Logistics has come into particular focus during the COVID-19 crisis period. Cyber criminals have become aware of this central position of the industry. The increasing number of cyber attacks, also against small and medium-sized enterprises, underlines this. We discuss here which dangers exist and how companies can protect themselves.
The level of digitalisation in the logistics industry, which was given an enormous boost not least by the Corona crisis, optimises processes, increases efficiency and reduces costs. But the networking in supply chains also presents a larger attack surface for cyber criminals.
Furthermore, increased home office activity opens doors for hackers. The connection to the in-house network, without the additional protection of the often better-secured office network, makes it easier for hackers to penetrate company systems. On average, only about three percent of the IT budget is spent on security. This is no longer sufficient and clearly shows that more attention must be paid to this risk.
Which attack methods do cyber criminals frequently use at logistics companies?
This question reveals a clear trend in the use of distributed denial of service (DDoS). In 2020, for example, the transport industry recorded 125 percent more attacks of this type than in the previous year. The hackers' goal here is to flood networks with data traffic in order to impair services and their availability. For example, cybercriminals initiate failures of sensors that transmit real-time environmental conditions or construction details on factory floors. This has a negative impact on the company's success, as it leads to missed schedules and customer dissatisfaction – with lost revenue as a consequential damage.
Furthermore, hackers are increasingly using so-called ransomware, in which encryption software is placed on the computer or in the network. The criminals then demand payment for the release of the data. This is particularly successful in logistics, as supply chains are under enormous pressure when delivering, especially critical medical goods, and are therefore often more willing to pay ransom. Especially smaller companies that are networked in a supply chain with large corporations offer interesting targets. They are used as a kind of backdoor to hack into larger companies and sometimes also come to harm in the process.

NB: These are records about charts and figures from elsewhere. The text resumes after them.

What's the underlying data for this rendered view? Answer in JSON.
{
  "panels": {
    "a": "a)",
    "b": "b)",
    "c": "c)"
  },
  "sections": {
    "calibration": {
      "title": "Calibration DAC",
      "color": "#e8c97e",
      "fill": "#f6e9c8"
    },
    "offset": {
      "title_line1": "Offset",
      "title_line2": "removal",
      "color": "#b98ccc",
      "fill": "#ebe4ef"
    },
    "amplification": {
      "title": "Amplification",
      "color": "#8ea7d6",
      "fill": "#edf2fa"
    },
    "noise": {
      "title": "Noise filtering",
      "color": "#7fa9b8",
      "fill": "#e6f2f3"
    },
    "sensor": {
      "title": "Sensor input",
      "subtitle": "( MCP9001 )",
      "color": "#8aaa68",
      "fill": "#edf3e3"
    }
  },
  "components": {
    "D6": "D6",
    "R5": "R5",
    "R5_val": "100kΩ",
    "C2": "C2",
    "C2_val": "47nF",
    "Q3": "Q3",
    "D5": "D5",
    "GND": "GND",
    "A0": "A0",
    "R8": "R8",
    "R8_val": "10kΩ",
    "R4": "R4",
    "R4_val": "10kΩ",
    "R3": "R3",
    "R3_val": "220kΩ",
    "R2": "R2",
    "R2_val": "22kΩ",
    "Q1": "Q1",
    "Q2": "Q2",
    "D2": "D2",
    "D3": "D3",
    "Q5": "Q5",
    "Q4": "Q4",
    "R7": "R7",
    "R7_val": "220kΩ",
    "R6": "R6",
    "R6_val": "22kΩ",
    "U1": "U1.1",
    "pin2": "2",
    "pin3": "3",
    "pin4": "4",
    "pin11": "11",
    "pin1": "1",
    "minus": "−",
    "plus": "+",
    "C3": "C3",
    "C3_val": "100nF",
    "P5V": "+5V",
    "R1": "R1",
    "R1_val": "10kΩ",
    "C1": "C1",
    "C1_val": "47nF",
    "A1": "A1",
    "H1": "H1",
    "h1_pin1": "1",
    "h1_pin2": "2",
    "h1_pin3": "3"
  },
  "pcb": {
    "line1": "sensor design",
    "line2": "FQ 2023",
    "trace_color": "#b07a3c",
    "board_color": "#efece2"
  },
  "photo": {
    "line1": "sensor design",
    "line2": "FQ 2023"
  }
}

How can you protect yourself from these attacks?
First of all, it is important to be clear about the criminals' respective approach. Especially with ransomware, passwords represent a security gap. Bad passwords – i.e. passwords that are too short or always the same – make it easier for cybercriminals to get into the network. All networked devices, even surveillance cameras or routers, offer attack surfaces. Because it is precisely these devices that are often operated with outdated software or with standard passwords. In ransomware attacks, malicious software is often installed by opening links or a file in an email or SMS. The mails are disguised as an invoice, for example. When many companies work together, as in logistics, it is usually not easy to ensure that everyone involved knows exactly which invoices are correct and which are not – at least not at first glance.
The first safeguard, which can often be implemented in SMEs even without their own IT department, is already achieved by simple steps:
- Use strong, different passwords
- Do not reuse passwords; assign an individual password for each page or application.
- At least 10 characters
- Combination of upper and lower case letters as well as special characters
- Alternative: individual, easy-to-remember sentences
(for example: "I like to eat potato soup with sausages")
- Use of a certified password safe or password manager
- Updating software and hardware
- Update the computer and the software used with given updates and patches
- Configure the firewall, the router and the existing technical devices
- Data backup
- Regularly back up to an external hard drive or outside of the computer's access – possibly also cloud-based
- Overview of payments
- Check and confirm changes in a supplier's bank data
- Checking requests via the company's head office; do not rely solely on emails, faxes or unsolicited phone calls
- Monitor expected spend with suppliers against actual spend
- Discontinue unnecessary suppliers at regular intervals
- Consider background checks on suppliers
- Educate employees
- "Zero trust" concept (not to trust any device, user or service inside or outside one's network)
- Do not click on unsolicited links in emails or text messages
- Do not open suspicious or unexpected attachments from unknown sources.
Why should cybersecurity be taken seriously?
Smaller companies in particular are still too hesitant when it comes to protecting their fleet and other company data. A still widespread false sense of security and the sometimes high costs of holistic IT security, in which continuous investment would often be necessary, often represent an obstacle to better protection.
Our advice: Take a close look at your own IT security measures and make an informed decision about which cybersecurity solutions are suitable for your company. Not least in the case of the danger posed by DDoS attacks, it is worthwhile to take a close look at the offers of the available IT service providers, as a common firewall only offers a low level of protection in this case. You certainly don't want to hear the proverb "You learn by doing" as a consolation from your competitor.